Pero, desde algunas semanas, también andamos los quiteños de reojo, con sospecha, y susurrándole “quieto ahí, por favor”. Al menos eso nos pasa a todos desde hace un par de semanas, cortesía de un aumento en la actividad del Cotopaxi. A diario hay emanaciones de vapor y ceniza, ennegreciéndose una parte del cono de nieves perpetuas que vemos cada mañana. No es la primera vez que sucede, pero tampoco podemos estar ciento por ciento seguros: la montaña no es precisamente tranquila y tampoco es la primera vez que sucede.

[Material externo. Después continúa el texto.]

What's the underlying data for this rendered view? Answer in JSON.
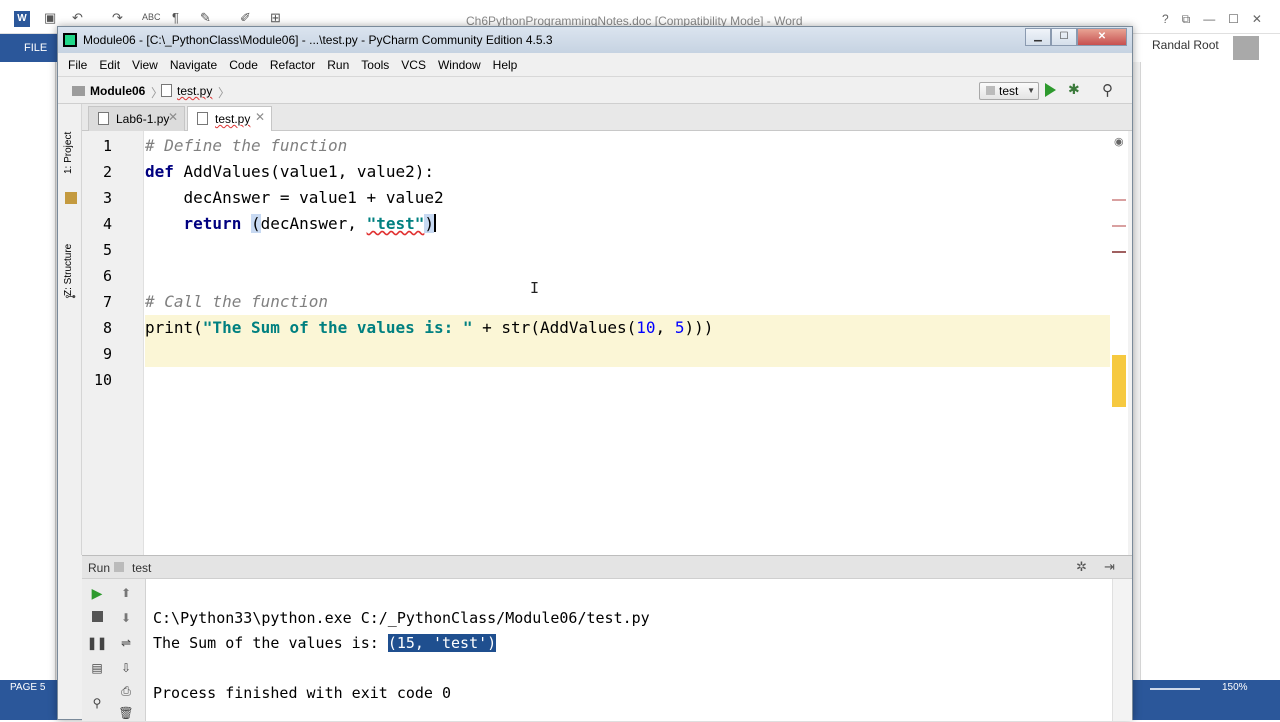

La leyenda cuenta que en 1532 a 1534 el volcán estuvo en erupción durante los acontecimientos de la llegada de los primeros conquistadores españoles, cosa que se repitió entre 1742 y 1744. Al revisar los archivos, tanto Luis Sodiro como Teodoro Wolf cuentan que 1877 el año había empezado con emisiones moderadas de ceniza hasta que en junio el asunto se puso más espinoso. Sodiro hizo un pequeño texto que afortunadamente se encuentra disponible en la web de la Casa de la Cultura; cuenta que el 26 de junio:
Cerca de las 10 se oyeron unos estampidos imponentes pero sordos, que imitaban descargas de poderosa artillería. Algo después, un estruendo prolongado y continuo que en Latacunga se reconoció, como aviso de la reventazón del Cotopaxi.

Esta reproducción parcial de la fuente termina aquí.